My blood runs cold when Peter talks about becoming a criminal or a speculator; of course, he's joking, but I still have the feeling he's afraid of his own weakness. Margot and Peter are always saying to me, "If I had your spunk and your strength, ifI had your drive and unflagging energy, could. . . Is it really such an admirable trait not to let myself be influenced by others? Am I right in following my own conscience?
To be honest, I can't imagine how anyone could say "I'm weak" and then stay that way. If you know that about yourself, why not fight it, why not develop your character? Their answer has always been: "Because it's much easier not to!" This reply leaves me feeling rather discouraged. Easy? Does that mean a life of deceit and laziness is easy too? Oh no, that can't be true. It can't be true that people are so readily tempted by ease. . . And money.
I've given a lot of thought to what my answer should be, to how I should get Peter to believe in himself and, most of all, to change himself for the better. I don't know whether I'm on the right track. I've often imagined how nice it would be if someone were to confide everything to me. But now that it's reached that point, I realize how difficult it is to put yourself in someone else's shoes and find the right answer. Especially since "easy" and "money" are new and completely alien concepts to me. Peter's beginning to lean on me and I don't want that, not under any circumstances. It's hard enough standing on your own two feet, but when you also have to remain true to your character and soul, it's harder still. I've been drifting around at sea, have spent days searching for an effective antidote to that terrible word "easy". How can I make it clear to him that, while it may seem easy and wonderful, it will drag him down to the depths, to a place where he'll no longer find friends, support or beauty, so far down that he may never rise to the surface again?
We're all alive, but we don't know why or what for; we're all searching for happiness;we're all leading lives that are different and yet the same. We three have been raised in good families, we have the opportunity to get an education and make something of ourselves. We have many reasons to hope for great happiness, but. . . We have to earn it. And that's something you can't achieve by taking the easy way out. Earning happiness means doing good and working, not speculating and being lazy. Laziness may look inviting, but only work gives you true satisfaction. I can't understand people who don't like to work, but that isn't Peter's problem either. He just doesn't have a goal, plus he thinks he's too stupid and inferior to ever achieve anything. Poor boy, he's never known how it feels to make someone else happy, and I'm afraid I can't teach him.

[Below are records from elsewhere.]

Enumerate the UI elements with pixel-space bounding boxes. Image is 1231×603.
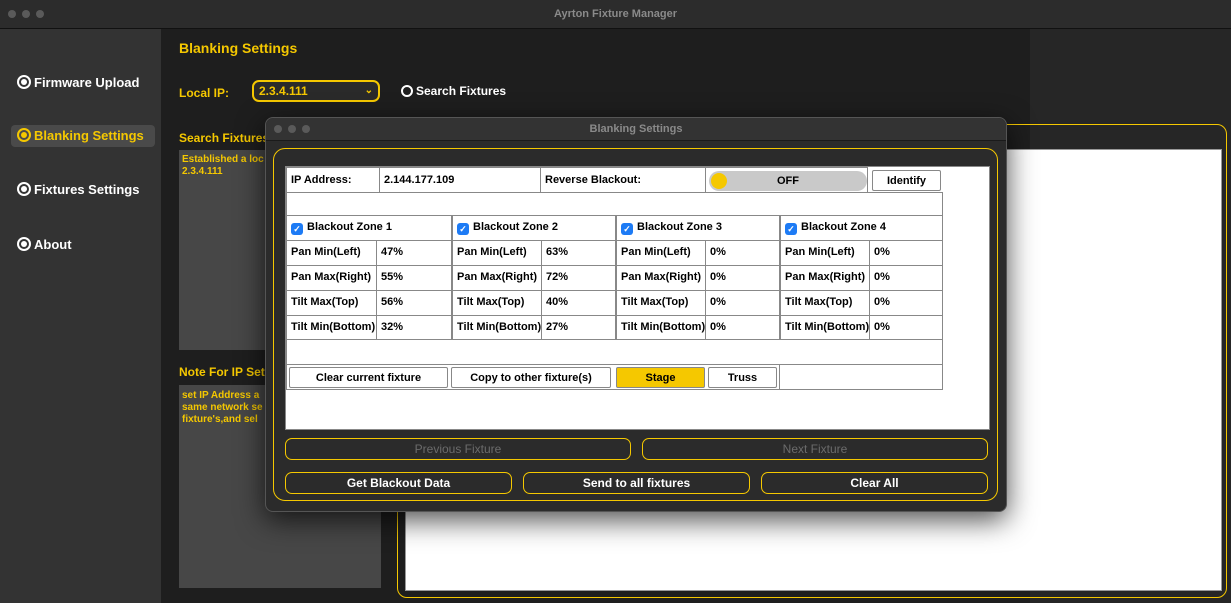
search-fixtures-button[interactable]: Search Fixtures xyxy=(401,82,506,100)
tilt-min-label: Tilt Min(Bottom) xyxy=(452,315,542,341)
blackout-zone-header[interactable]: ✓ Blackout Zone 3 xyxy=(616,215,780,241)
pan-max-label: Pan Max(Right) xyxy=(780,265,870,291)
identify-button[interactable]: Identify xyxy=(872,170,941,191)
reverse-blackout-label: Reverse Blackout: xyxy=(540,167,706,193)
search-log-line: Established a loc xyxy=(182,154,264,165)
tilt-min-label: Tilt Min(Bottom) xyxy=(616,315,706,341)
blackout-zone-name: Blackout Zone 4 xyxy=(801,221,886,233)
blanking-settings-dialog: Blanking Settings IP Address: 2.144.177.… xyxy=(265,117,1007,512)
spacer-row xyxy=(286,339,943,365)
next-fixture-button[interactable]: Next Fixture xyxy=(642,438,988,460)
pan-max-label: Pan Max(Right) xyxy=(286,265,377,291)
sidebar-item-fixtures-settings[interactable]: Fixtures Settings xyxy=(11,179,145,201)
empty-cell xyxy=(779,364,943,390)
dialog-title: Blanking Settings xyxy=(589,123,683,135)
main-title-bar: Ayrton Fixture Manager xyxy=(0,0,1231,29)
chevron-down-icon: ⌄ xyxy=(364,85,373,96)
tilt-max-label: Tilt Max(Top) xyxy=(780,290,870,316)
tilt-max-value[interactable]: 0% xyxy=(705,290,780,316)
pan-max-value[interactable]: 0% xyxy=(869,265,943,291)
tilt-min-value[interactable]: 0% xyxy=(705,315,780,341)
tilt-max-label: Tilt Max(Top) xyxy=(452,290,542,316)
tilt-max-value[interactable]: 40% xyxy=(541,290,616,316)
blackout-zone-name: Blackout Zone 2 xyxy=(473,221,558,233)
sidebar: Firmware Upload Blanking Settings Fixtur… xyxy=(0,29,161,603)
blanking-icon xyxy=(17,128,31,142)
tilt-min-value[interactable]: 27% xyxy=(541,315,616,341)
tilt-max-value[interactable]: 56% xyxy=(376,290,452,316)
note-line: fixture's,and sel xyxy=(182,414,258,425)
pan-min-label: Pan Min(Left) xyxy=(452,240,542,266)
pan-max-value[interactable]: 72% xyxy=(541,265,616,291)
tilt-min-value[interactable]: 0% xyxy=(869,315,943,341)
ip-address-label: IP Address: xyxy=(286,167,380,193)
reverse-blackout-cell: OFF xyxy=(705,167,868,193)
blackout-zone-header[interactable]: ✓ Blackout Zone 1 xyxy=(286,215,452,241)
search-icon xyxy=(401,85,413,97)
tilt-max-label: Tilt Max(Top) xyxy=(286,290,377,316)
clear-all-button[interactable]: Clear All xyxy=(761,472,988,494)
blackout-table-area: IP Address: 2.144.177.109 Reverse Blacko… xyxy=(285,166,990,430)
pan-min-value[interactable]: 0% xyxy=(869,240,943,266)
pan-max-value[interactable]: 55% xyxy=(376,265,452,291)
local-ip-value: 2.3.4.111 xyxy=(259,84,308,98)
note-panel-title: Note For IP Set xyxy=(179,365,265,379)
checkbox-icon[interactable]: ✓ xyxy=(621,223,633,235)
blackout-zone-name: Blackout Zone 1 xyxy=(307,221,392,233)
local-ip-select[interactable]: 2.3.4.111 ⌄ xyxy=(252,80,380,102)
tilt-min-label: Tilt Min(Bottom) xyxy=(780,315,870,341)
note-line: same network se xyxy=(182,402,263,413)
local-ip-label: Local IP: xyxy=(179,86,230,100)
sidebar-item-blanking-settings[interactable]: Blanking Settings xyxy=(11,125,155,147)
search-panel-title: Search Fixtures xyxy=(179,131,270,145)
toggle-state-label: OFF xyxy=(777,175,799,187)
reverse-blackout-toggle[interactable]: OFF xyxy=(709,171,867,191)
gear-icon xyxy=(17,182,31,196)
pan-max-label: Pan Max(Right) xyxy=(452,265,542,291)
dialog-title-bar: Blanking Settings xyxy=(266,118,1006,141)
search-fixtures-label: Search Fixtures xyxy=(416,84,507,98)
previous-fixture-button[interactable]: Previous Fixture xyxy=(285,438,631,460)
pan-min-value[interactable]: 0% xyxy=(705,240,780,266)
get-blackout-data-button[interactable]: Get Blackout Data xyxy=(285,472,512,494)
checkbox-icon[interactable]: ✓ xyxy=(457,223,469,235)
firmware-icon xyxy=(17,75,31,89)
tilt-max-value[interactable]: 0% xyxy=(869,290,943,316)
ip-address-value: 2.144.177.109 xyxy=(379,167,541,193)
checkbox-icon[interactable]: ✓ xyxy=(291,223,303,235)
window-title: Ayrton Fixture Manager xyxy=(553,8,678,20)
info-icon xyxy=(17,237,31,251)
pan-min-label: Pan Min(Left) xyxy=(780,240,870,266)
sidebar-item-label: Blanking Settings xyxy=(34,128,144,143)
section-title: Blanking Settings xyxy=(179,40,298,56)
blackout-zone-name: Blackout Zone 3 xyxy=(637,221,722,233)
copy-to-other-fixtures-button[interactable]: Copy to other fixture(s) xyxy=(451,367,611,388)
search-log-line: 2.3.4.111 xyxy=(182,166,223,177)
sidebar-item-about[interactable]: About xyxy=(11,234,78,256)
stage-button[interactable]: Stage xyxy=(616,367,705,388)
clear-current-fixture-button[interactable]: Clear current fixture xyxy=(289,367,448,388)
checkbox-icon[interactable]: ✓ xyxy=(785,223,797,235)
sidebar-item-label: About xyxy=(34,237,72,252)
pan-min-value[interactable]: 47% xyxy=(376,240,452,266)
blackout-zone-header[interactable]: ✓ Blackout Zone 2 xyxy=(452,215,616,241)
pan-max-label: Pan Max(Right) xyxy=(616,265,706,291)
tilt-max-label: Tilt Max(Top) xyxy=(616,290,706,316)
pan-min-value[interactable]: 63% xyxy=(541,240,616,266)
sidebar-item-label: Fixtures Settings xyxy=(34,182,140,197)
send-to-all-fixtures-button[interactable]: Send to all fixtures xyxy=(523,472,750,494)
note-line: set IP Address a xyxy=(182,390,260,401)
blackout-zone-header[interactable]: ✓ Blackout Zone 4 xyxy=(780,215,943,241)
truss-button[interactable]: Truss xyxy=(708,367,777,388)
pan-min-label: Pan Min(Left) xyxy=(616,240,706,266)
pan-max-value[interactable]: 0% xyxy=(705,265,780,291)
tilt-min-label: Tilt Min(Bottom) xyxy=(286,315,377,341)
sidebar-item-firmware-upload[interactable]: Firmware Upload xyxy=(11,72,145,94)
spacer-row xyxy=(286,192,943,216)
sidebar-item-label: Firmware Upload xyxy=(34,75,140,90)
pan-min-label: Pan Min(Left) xyxy=(286,240,377,266)
tilt-min-value[interactable]: 32% xyxy=(376,315,452,341)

He isn't religious, scoffs at Jesus Christ and takes the Lord's name in vain, and though I'm not Orthodox either, it hurts me every time to see him so lonely, so scornful, so wretched. People who are religious should be glad, since not everyone is blessed with the abilityto believe in a higher order. You don't even have to live in fear of eternal punishment; the concepts of purgatory, heaven and hell are difficult for many people to accept, yet religion itself, any religion, keeps a person on the right path. Not the fear of God, but upholding your own sense of honor and obeying your own conscience. How noble and good everyone could be if, at the end of each day, they were to review their own behavior and weigh up the rights and wrongs. They would automatically try to do better at the start of each new day and, after a while, would certainly accomplish a great deal. Everyone is welcome to this prescription; it costs nothing and is definitely useful. Those who don't know will have to find out by experience that "a quiet conscience gives you strength!"